Monday, February 11, 2013

remembering


I remember happier times, times when I was sure, times when I could discriminate between right and wrong, left and right, up and down. Now I simply see not knowing and when I do not know I do not do. I sit paralyzed like an animal about to fall to its predator, ready to be devoured by life with no hope for redemption or rebirth, obliteration my destination, my destiny. Yet where there is desperation there may also be hope. For hope exists even in the darkness. It only takes a point of light to shatter the darkness, to illuminate in glory and majesty the beauty not only of life, but of the very darkness itself.

I remember being a child and playing, careless, no worries. I long for that long lost innocence where the very essence of life was being lost in the moment, transforming time through imagination, knowledge of the body and its simple mode of existence - being.

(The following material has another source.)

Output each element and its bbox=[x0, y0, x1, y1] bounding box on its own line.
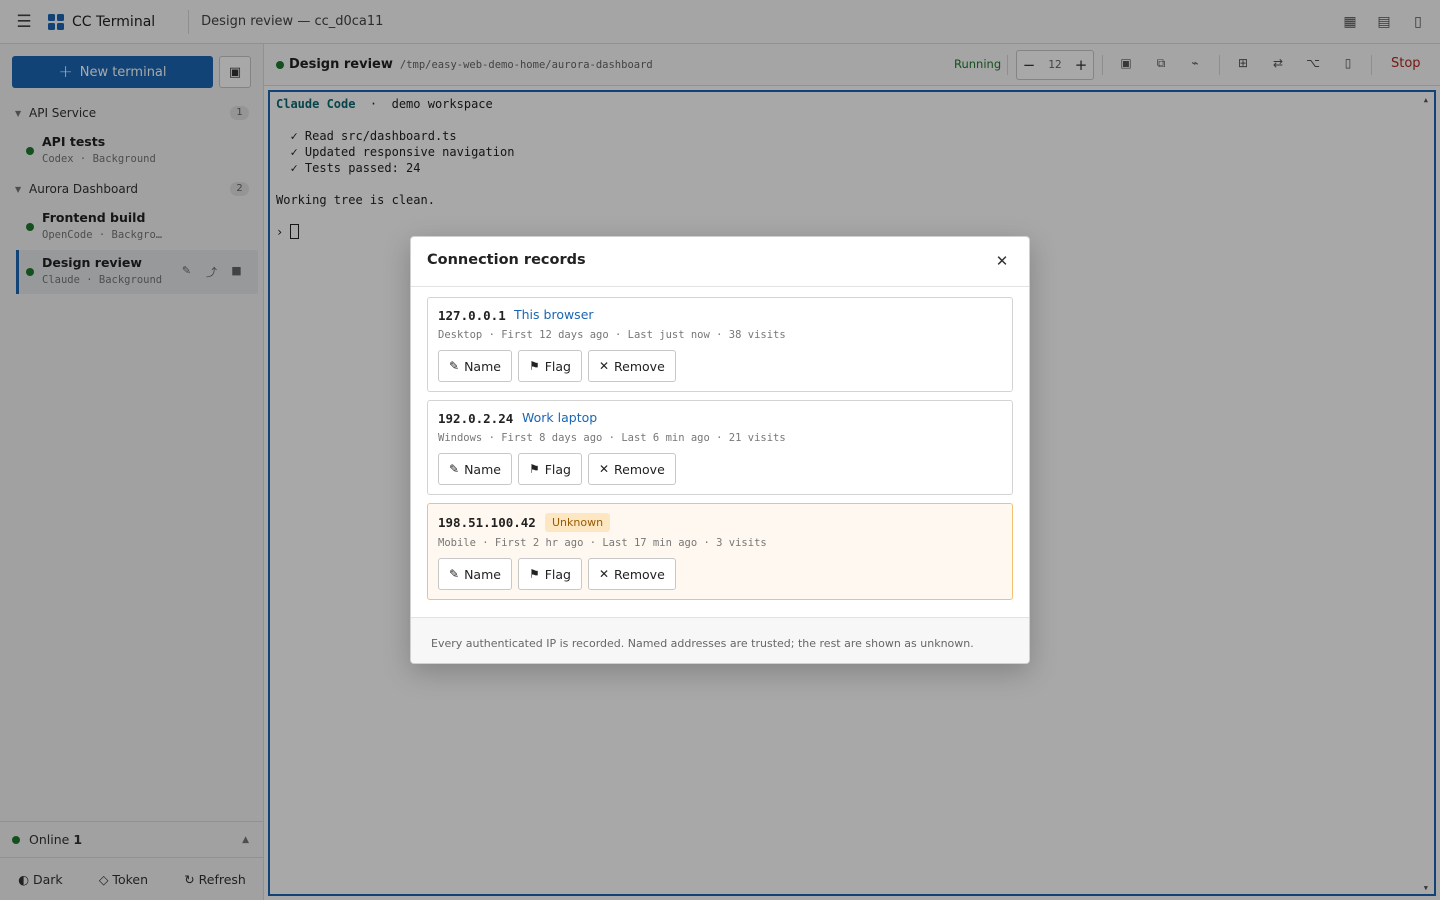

I long for simpler times, times of loving and unconditional acceptance; I long to live my life in serenity and peace, to be, to exist, to touch the lives of others in gentle yet significant ways. For all I know, I know nothing, am nothing, merely a piece of something larger, a thread of a larger fabric woven into the journey of life. I long to sit in the glory of a sunrise, to know the promise of another day, to hold my children and feel their love radiate through their limbs and know that they are content and happy in the life I have bequeathed to them. I long to touch my granddaughter and have her know that she is loved and accepted for whom she is and who she will always be; I long to let go of those things which no longer hold purpose in my life. And I struggle. Yet this is appropriate for we all struggle. We all try to break through the bonds of our delusions, to touch upon a greater truth than the one we know. Yet we are often defeated and submit to the truths of the market.  Happiness cannot be bought; the longing of spirit cannot be placated.

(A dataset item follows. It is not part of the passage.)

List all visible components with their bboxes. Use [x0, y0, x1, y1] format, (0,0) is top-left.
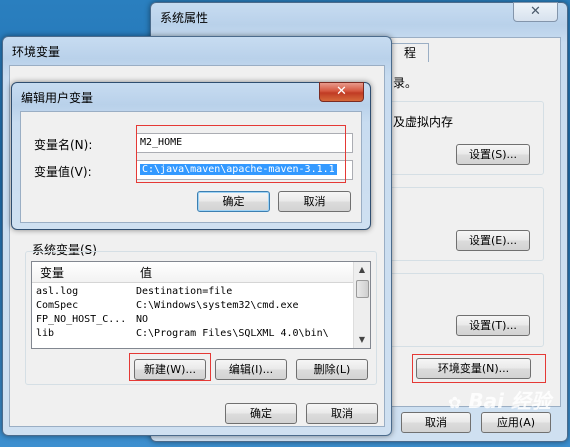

I sit here writing, tired, my bones ache and my mind exhausted. My eyes hardly able to keep open and yet in my tiredness I remember. I remember that which makes life worth living - a gentle touch, a sunrise, a kind gesture. No one knows how to be kind. I feel lost, lost in an age I do not belong, stuck in a time that is not my time but the time of others. Yet I do not know when my time is, or when it was, for I only have this moment - right here and right now - the only truth I know, a truth that evaporates and disappears in giving birth to a new truth. And yet life is like that, the age old cycle of birth-death-rebirth. And what was a truth become a falsity and then a fable, a myth, irrational, something for the ignorant. Yet we are all ignorant for truth evaporates in the moment. Yet we cling to it, our truth. We cling to it until we are no longer, only were. We live in a jail imprisoned by the delusions we have come to see. Yet the prison is a fiction, existing only in our mind and if we truly wished to escape then all we would have to do is open our eyes. For when we look there is nothing there, only what we create, construct, a constructed truth, an oxymoron, an untruth. And I live my life as you live your life in untruth and delusion.
 
the tapestry,
majestic in its wholeness,
slowly unwinds, each thread loosened,
untied,
unconnected threads
blowing in the wind,
no longer part of anything.
 

 And so I sit here at the lake, cold, unaware, watching families comb the beach in search of something, but nothing. Treasures buried among the ruins of that which once breathed life. And so I grieve; memories fading like all things in life, striving to keep something alive, breathing. Yet life has its own rhythm, ebbing and flowing like the sea, giving life only to take life so that new life can flourish. And so we mourn death, yet in death room is made for life, and room in life makes space for remembering, so we remember. And like the sea we ebb and flow in our grief. But grief too fades and so what was once will come again as we remember. Now I sit. I am cold and I am in awe of a young boy collecting driftwood. No reason, just doing it for the sheer joy of what might be.